In the short term, we are in firefighting mode and ensuring customers are constantly updated. Material substitution must be evaluated to fulfill demand, and expectations constantly reset and communicated across the network. To enable this companies, need a best-practice approach to:
- Maximize production capacity through predictive what-if scenarios for yield management
- Smart testing to optimize test flows and costs to meet defect parts per million requirements
- Enable multitier visibility, collaboration, and exception management with key suppliers within their network
Over the 6-12 month time horizon, companies are in the containment phase where they are working to establish tighter processes and deploy improved tools to create more visibility and insight for better decision-making.
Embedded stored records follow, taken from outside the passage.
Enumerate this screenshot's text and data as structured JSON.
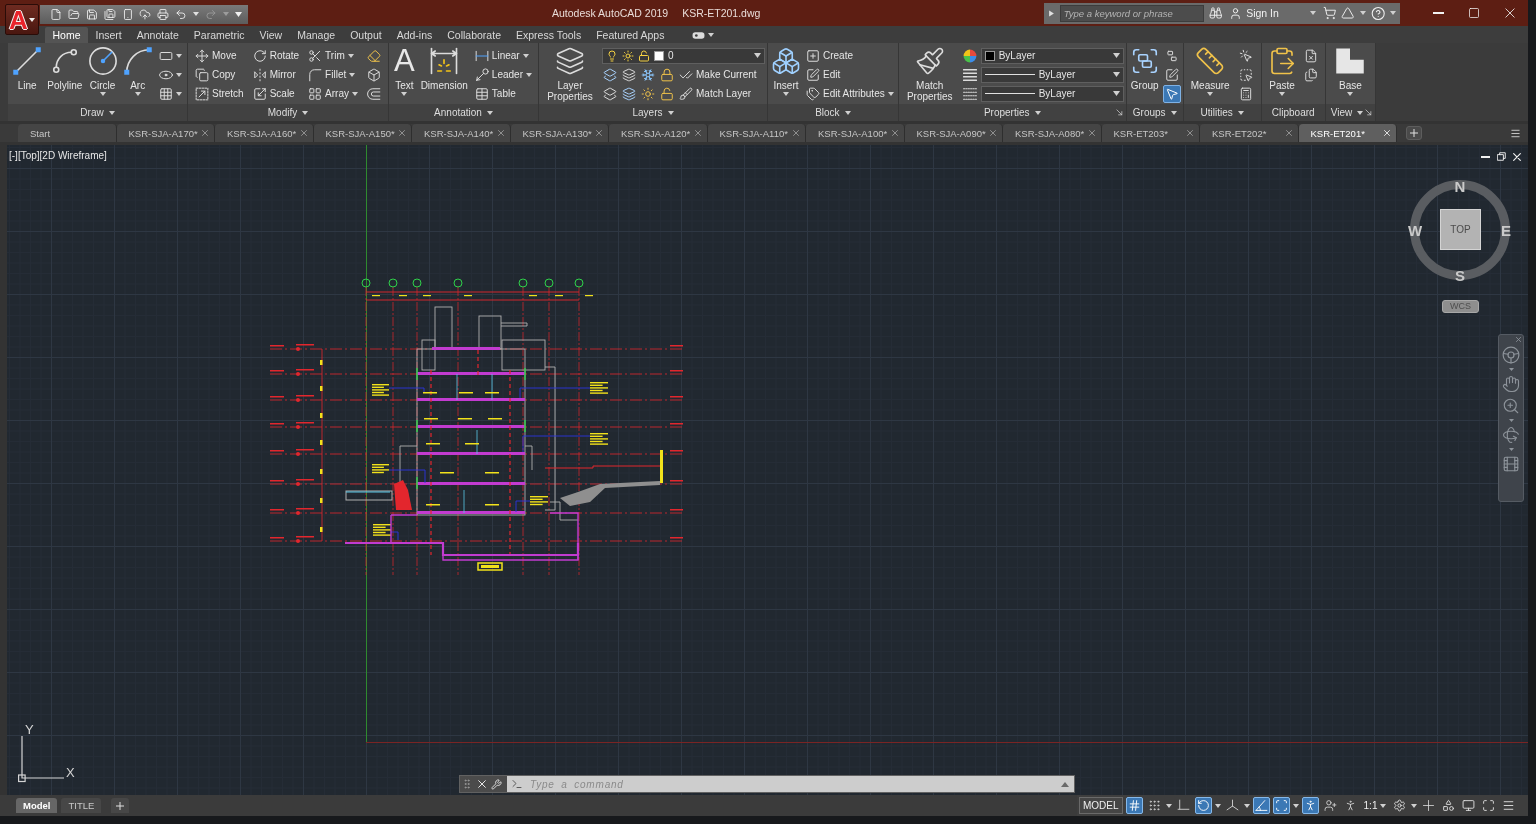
{
  "app_menu": {
    "glyph": "A"
  },
  "quick_access": [
    {
      "disabled": false
    },
    {
      "disabled": false
    },
    {
      "disabled": false
    },
    {
      "disabled": false
    },
    {
      "disabled": false
    },
    {
      "disabled": false
    },
    {
      "disabled": false
    },
    {
      "disabled": false
    },
    {
      "disabled": true
    }
  ],
  "title_bar": {
    "app_name": "Autodesk AutoCAD 2019",
    "file_name": "KSR-ET201.dwg",
    "search": {
      "placeholder": "Type a keyword or phrase"
    },
    "sign_in": "Sign In"
  },
  "ribbon_tabs": [
    {
      "label": "Home",
      "selected": true
    },
    {
      "label": "Insert",
      "selected": false
    },
    {
      "label": "Annotate",
      "selected": false
    },
    {
      "label": "Parametric",
      "selected": false
    },
    {
      "label": "View",
      "selected": false
    },
    {
      "label": "Manage",
      "selected": false
    },
    {
      "label": "Output",
      "selected": false
    },
    {
      "label": "Add-ins",
      "selected": false
    },
    {
      "label": "Collaborate",
      "selected": false
    },
    {
      "label": "Express Tools",
      "selected": false
    },
    {
      "label": "Featured Apps",
      "selected": false
    }
  ],
  "ribbon_panels": [
    {
      "title": "Draw",
      "menu": true,
      "launcher": false,
      "columns": [
        {
          "kind": "large",
          "label": "Line",
          "caret": false
        },
        {
          "kind": "large",
          "label": "Polyline",
          "caret": false
        },
        {
          "kind": "large",
          "label": "Circle",
          "caret": true
        },
        {
          "kind": "large",
          "label": "Arc",
          "caret": true
        },
        {
          "kind": "stack",
          "rows": [
            {
              "tools": [
                {
                  "kind": "small",
                  "caret": true
                }
              ]
            },
            {
              "tools": [
                {
                  "kind": "small",
                  "caret": true
                }
              ]
            },
            {
              "tools": [
                {
                  "kind": "small",
                  "caret": true
                }
              ]
            }
          ]
        }
      ]
    },
    {
      "title": "Modify",
      "menu": true,
      "launcher": false,
      "columns": [
        {
          "kind": "stack",
          "rows": [
            {
              "tools": [
                {
                  "kind": "small",
                  "label": "Move",
                  "caret": false
                }
              ]
            },
            {
              "tools": [
                {
                  "kind": "small",
                  "label": "Copy",
                  "caret": false
                }
              ]
            },
            {
              "tools": [
                {
                  "kind": "small",
                  "label": "Stretch",
                  "caret": false
                }
              ]
            }
          ]
        },
        {
          "kind": "stack",
          "rows": [
            {
              "tools": [
                {
                  "kind": "small",
                  "label": "Rotate",
                  "caret": false
                }
              ]
            },
            {
              "tools": [
                {
                  "kind": "small",
                  "label": "Mirror",
                  "caret": false
                }
              ]
            },
            {
              "tools": [
                {
                  "kind": "small",
                  "label": "Scale",
                  "caret": false
                }
              ]
            }
          ]
        },
        {
          "kind": "stack",
          "rows": [
            {
              "tools": [
                {
                  "kind": "small",
                  "label": "Trim",
                  "caret": true
                }
              ]
            },
            {
              "tools": [
                {
                  "kind": "small",
                  "label": "Fillet",
                  "caret": true
                }
              ]
            },
            {
              "tools": [
                {
                  "kind": "small",
                  "label": "Array",
                  "caret": true
                }
              ]
            }
          ]
        },
        {
          "kind": "stack",
          "rows": [
            {
              "tools": [
                {
                  "kind": "small",
                  "caret": false
                }
              ]
            },
            {
              "tools": [
                {
                  "kind": "small",
                  "caret": false
                }
              ]
            },
            {
              "tools": [
                {
                  "kind": "small",
                  "caret": false
                }
              ]
            }
          ]
        }
      ]
    },
    {
      "title": "Annotation",
      "menu": true,
      "launcher": false,
      "columns": [
        {
          "kind": "large",
          "label": "Text",
          "glyph": "A",
          "caret": true
        },
        {
          "kind": "large",
          "label": "Dimension",
          "caret": false
        },
        {
          "kind": "stack",
          "rows": [
            {
              "tools": [
                {
                  "kind": "small",
                  "label": "Linear",
                  "caret": true
                }
              ]
            },
            {
              "tools": [
                {
                  "kind": "small",
                  "label": "Leader",
                  "caret": true
                }
              ]
            },
            {
              "tools": [
                {
                  "kind": "small",
                  "label": "Table",
                  "caret": false
                }
              ]
            }
          ]
        }
      ]
    },
    {
      "title": "Layers",
      "menu": true,
      "launcher": false,
      "columns": [
        {
          "kind": "large",
          "label": "Layer Properties",
          "caret": false
        },
        {
          "kind": "stack",
          "rows": [
            {
              "tools": [
                {
                  "kind": "layer_combo",
                  "value": "0"
                }
              ]
            },
            {
              "tools": [
                {
                  "kind": "small",
                  "caret": false
                },
                {
                  "kind": "small",
                  "caret": false
                },
                {
                  "kind": "small",
                  "caret": false
                },
                {
                  "kind": "small",
                  "caret": false
                },
                {
                  "kind": "small",
                  "label": "Make Current",
                  "caret": false
                }
              ]
            },
            {
              "tools": [
                {
                  "kind": "small",
                  "caret": false
                },
                {
                  "kind": "small",
                  "caret": false
                },
                {
                  "kind": "small",
                  "caret": false
                },
                {
                  "kind": "small",
                  "caret": false
                },
                {
                  "kind": "small",
                  "label": "Match Layer",
                  "caret": false
                }
              ]
            }
          ]
        }
      ]
    },
    {
      "title": "Block",
      "menu": true,
      "launcher": false,
      "columns": [
        {
          "kind": "large",
          "label": "Insert",
          "caret": true
        },
        {
          "kind": "stack",
          "rows": [
            {
              "tools": [
                {
                  "kind": "small",
                  "label": "Create",
                  "caret": false
                }
              ]
            },
            {
              "tools": [
                {
                  "kind": "small",
                  "label": "Edit",
                  "caret": false
                }
              ]
            },
            {
              "tools": [
                {
                  "kind": "small",
                  "label": "Edit Attributes",
                  "caret": true
                }
              ]
            }
          ]
        }
      ]
    },
    {
      "title": "Properties",
      "menu": true,
      "launcher": true,
      "columns": [
        {
          "kind": "large",
          "label": "Match Properties",
          "caret": false
        },
        {
          "kind": "stack",
          "rows": [
            {
              "tools": [
                {
                  "kind": "small",
                  "caret": false
                },
                {
                  "kind": "swatch_combo",
                  "value": "ByLayer"
                }
              ]
            },
            {
              "tools": [
                {
                  "kind": "small",
                  "caret": false
                },
                {
                  "kind": "line_combo",
                  "value": "ByLayer"
                }
              ]
            },
            {
              "tools": [
                {
                  "kind": "small",
                  "caret": false
                },
                {
                  "kind": "line_combo",
                  "value": "ByLayer"
                }
              ]
            }
          ]
        }
      ]
    },
    {
      "title": "Groups",
      "menu": true,
      "launcher": false,
      "columns": [
        {
          "kind": "large",
          "label": "Group",
          "caret": false
        },
        {
          "kind": "stack",
          "rows": [
            {
              "tools": [
                {
                  "kind": "small",
                  "caret": false,
                  "on": false
                }
              ]
            },
            {
              "tools": [
                {
                  "kind": "small",
                  "caret": false,
                  "on": false
                }
              ]
            },
            {
              "tools": [
                {
                  "kind": "small",
                  "caret": false,
                  "on": true
                }
              ]
            }
          ]
        }
      ]
    },
    {
      "title": "Utilities",
      "menu": true,
      "launcher": false,
      "columns": [
        {
          "kind": "large",
          "label": "Measure",
          "caret": true
        },
        {
          "kind": "stack",
          "rows": [
            {
              "tools": [
                {
                  "kind": "small",
                  "caret": false
                }
              ]
            },
            {
              "tools": [
                {
                  "kind": "small",
                  "caret": false
                }
              ]
            },
            {
              "tools": [
                {
                  "kind": "small",
                  "caret": false
                }
              ]
            }
          ]
        }
      ]
    },
    {
      "title": "Clipboard",
      "menu": false,
      "launcher": false,
      "columns": [
        {
          "kind": "large",
          "label": "Paste",
          "caret": true
        },
        {
          "kind": "stack",
          "rows": [
            {
              "tools": [
                {
                  "kind": "small",
                  "caret": false
                }
              ]
            },
            {
              "tools": [
                {
                  "kind": "small",
                  "caret": false
                }
              ]
            }
          ]
        }
      ]
    },
    {
      "title": "View",
      "menu": true,
      "launcher": true,
      "columns": [
        {
          "kind": "large",
          "label": "Base",
          "caret": true
        }
      ]
    }
  ],
  "file_tabs": [
    {
      "label": "Start",
      "selected": false,
      "closable": false
    },
    {
      "label": "KSR-SJA-A170*",
      "selected": false,
      "closable": true
    },
    {
      "label": "KSR-SJA-A160*",
      "selected": false,
      "closable": true
    },
    {
      "label": "KSR-SJA-A150*",
      "selected": false,
      "closable": true
    },
    {
      "label": "KSR-SJA-A140*",
      "selected": false,
      "closable": true
    },
    {
      "label": "KSR-SJA-A130*",
      "selected": false,
      "closable": true
    },
    {
      "label": "KSR-SJA-A120*",
      "selected": false,
      "closable": true
    },
    {
      "label": "KSR-SJA-A110*",
      "selected": false,
      "closable": true
    },
    {
      "label": "KSR-SJA-A100*",
      "selected": false,
      "closable": true
    },
    {
      "label": "KSR-SJA-A090*",
      "selected": false,
      "closable": true
    },
    {
      "label": "KSR-SJA-A080*",
      "selected": false,
      "closable": true
    },
    {
      "label": "KSR-ET203*",
      "selected": false,
      "closable": true
    },
    {
      "label": "KSR-ET202*",
      "selected": false,
      "closable": true
    },
    {
      "label": "KSR-ET201*",
      "selected": true,
      "closable": true
    }
  ],
  "viewport": {
    "controls": "[-][Top][2D Wireframe]",
    "compass": {
      "north": "N",
      "east": "E",
      "south": "S",
      "west": "W"
    },
    "view_face": "TOP",
    "coordinate_system": "WCS",
    "ucs": {
      "x": "X",
      "y": "Y"
    }
  },
  "command_line": {
    "placeholder": "Type a command"
  },
  "layout_tabs": [
    {
      "label": "Model",
      "selected": true
    },
    {
      "label": "TITLE",
      "selected": false
    }
  ],
  "status_bar": {
    "space": "MODEL",
    "toggles": [
      {
        "on": true
      },
      {
        "on": false
      },
      {
        "on": false
      },
      {
        "on": true
      },
      {
        "on": false
      },
      {
        "on": true
      },
      {
        "on": true
      },
      {
        "on": true
      },
      {
        "on": false
      },
      {
        "on": false
      }
    ],
    "scale": "1:1"
  }
}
In this phase, the Integrated Device Manufacturers (IDMs) and foundries are striving to get ahead of unforeseen problems – for example, by establishing early warning systems for plant maintenance in the fabs. On the other hand, Original Equipment Manufacturers (OEMs) are establishing processes to replan and allocate supply to customers and improve B2B connections across the network. Key goals in this horizon include:
- Increasing uptime of equipment with predictive maintenance based on real time sensor data
- Improving customer satisfaction with supply chain planning based on objective-driven customer allocations
- Extended collaboration across the value chain to facilitate orchestration of material flow with all suppliers
Finally, let’s look at the 12 month and beyond outlook. In this phase, companies need to define their vision and strategy for the value chain with the goal of improving resilience to become more agile, sustainable, and transparent. These traits are required to buffer their value chain from inevitable and unpredictable shocks to the forecast. Each value chain has value chain participants who defined initiatives to improve resilience. For example:
- Foundries may be working towards reshoring manufacturing capacity to domestic markets
- OEMs my look to create demand and supply-side planning systems
- IDMs and fabless semiconductor companies my prioritize developing streamlined planning processes to ensure tighter alignment between customer forecasts and order commitments
It is clear that there is no quick fix to the semiconductor challenges and that this is not the first chip shortage, and it will certainly not be the last. Companies across the supply chain need to have well established processes, current planning, logistics, maintenance management and network tools, and the right talent to help ensure the gap between supply and demand remains small.